Marie se sentía cansada, extenuada. De buena gana se habría tumbado un rato después de comer, pero no había tiempo para eso. Dodo y Leo se habían metido con ella en la habitación y no tuvo valor de echarlos. Se sentaron los tres en el sofá y escuchó con paciencia los disgustos y los enfados de la semana.
—Tuve que copiar tres veces los números, mamá. Y eso que lo había calculado todo bien.
—¿Por qué tengo que ponerme siempre ese vestido de flores, mamá? Es muy estrecho, no puedo levantar los brazos.
—Nos ha dicho que no habrá huevos de Pascua para nosotros porque somos muy impertinentes.
—Y tengo que tocar el piano sin parar. Me van a explotar las orejas.
Marie se reprochaba en secreto no ser lo bastante insistente respecto al despido de la institutriz. Pero eso significaba mantener una lucha de poder con su suegra, y no quería hacerle eso a Paul. A pesar de todo, se sentía infeliz. Los consolaba, intentaba explicarse, hacía promesas vagas. Cogió a Dodo del brazo y le acarició el pelo a Leo. Desde el octavo cumpleaños de los mellizos, hacía cuatro semanas, ya no podía abrazar ni dar besos a su hijo. Este le había dicho que le parecía ridículo, que ya era mayor para sus carantoñas.
—Después vendrá la tía Kitty a tomar café, seguro que se trae a Henny. Podréis jugar todos en el parque.

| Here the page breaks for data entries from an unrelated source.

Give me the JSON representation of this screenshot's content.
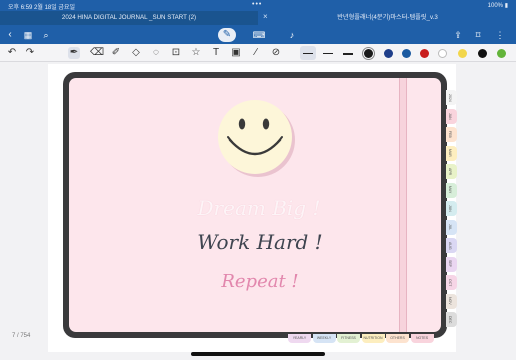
{
  "status": {
    "time_date": "오후 6:59   2월 18일 금요일",
    "battery": "100%"
  },
  "tabs": [
    {
      "label": "2024 HINA DIGITAL JOURNAL _SUN START (2)"
    },
    {
      "label": "반년형플래너(4분기)마스터-템플릿_v.3"
    }
  ],
  "toolbar": {
    "back_icon": "chevron-left-icon",
    "grid_icon": "grid-icon",
    "search_icon": "search-icon",
    "pen_mode_icon": "pen-circle-icon",
    "keyboard_icon": "keyboard-icon",
    "mic_icon": "mic-icon",
    "share_icon": "share-icon",
    "bookmark_icon": "bookmark-icon",
    "more_icon": "more-icon"
  },
  "tools": {
    "undo_icon": "undo-icon",
    "redo_icon": "redo-icon",
    "colors": [
      "#1a1a1a",
      "#1f3f8a",
      "#1b5aa0",
      "#c91e1e",
      "#ffffff",
      "#f2d64b",
      "#111111",
      "#63b43a"
    ]
  },
  "journal": {
    "line1": "Dream Big !",
    "line2": "Work Hard !",
    "line3": "Repeat !",
    "month_tabs": [
      "2024",
      "JAN",
      "FEB",
      "MAR",
      "APR",
      "MAY",
      "JUN",
      "JUL",
      "AUG",
      "SEP",
      "OCT",
      "NOV",
      "DEC"
    ],
    "month_colors": [
      "#f4f4f4",
      "#f9d4dd",
      "#fde3cf",
      "#fdeebf",
      "#e8f2c8",
      "#d7eed9",
      "#d4ecef",
      "#d6e4f5",
      "#dad7f3",
      "#ead6f1",
      "#f6d5e6",
      "#ece4dd",
      "#dcdcdc"
    ],
    "bottom_tabs": [
      "YEARLY",
      "WEEKLY",
      "FITNESS",
      "NUTRITION",
      "OTHERS",
      "NOTES"
    ],
    "bottom_colors": [
      "#efd9f0",
      "#d6e4f5",
      "#e3f1d3",
      "#fdeebf",
      "#fde3cf",
      "#f9d4dd"
    ]
  },
  "page_indicator": "7 / 754"
}
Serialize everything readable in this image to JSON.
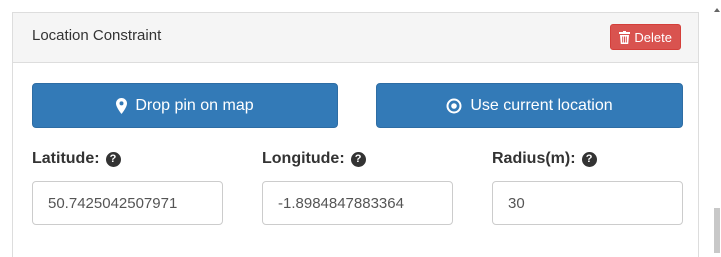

La noticia no pareció entusiasmarlos.
—Henny es una mandona.
—Si la señora Von Dobern nos acompaña, tendremos que quedarnos en el sendero y no podremos lanzar ramas ni piedras.
—Y tampoco le gusta que juguemos con Liese y Maxl.
Marie les prometió que hablaría con la institutriz. Tenía que permitir algo de diversión a los niños, aunque los zapatos y los abrigos sufrieran. Estaban en marzo, pero la primavera se resistía, dos días atrás incluso había vuelto a nevar.
—¿Nos llevarás algún día al aeródromo, mamá?
Dodo llevaba meses importunándola con la misma pregunta. Quería ver aviones. El fabricante de aviones Rumpler tenía su sede cerca de Haunstetter Strasse, al sur de la ciudad.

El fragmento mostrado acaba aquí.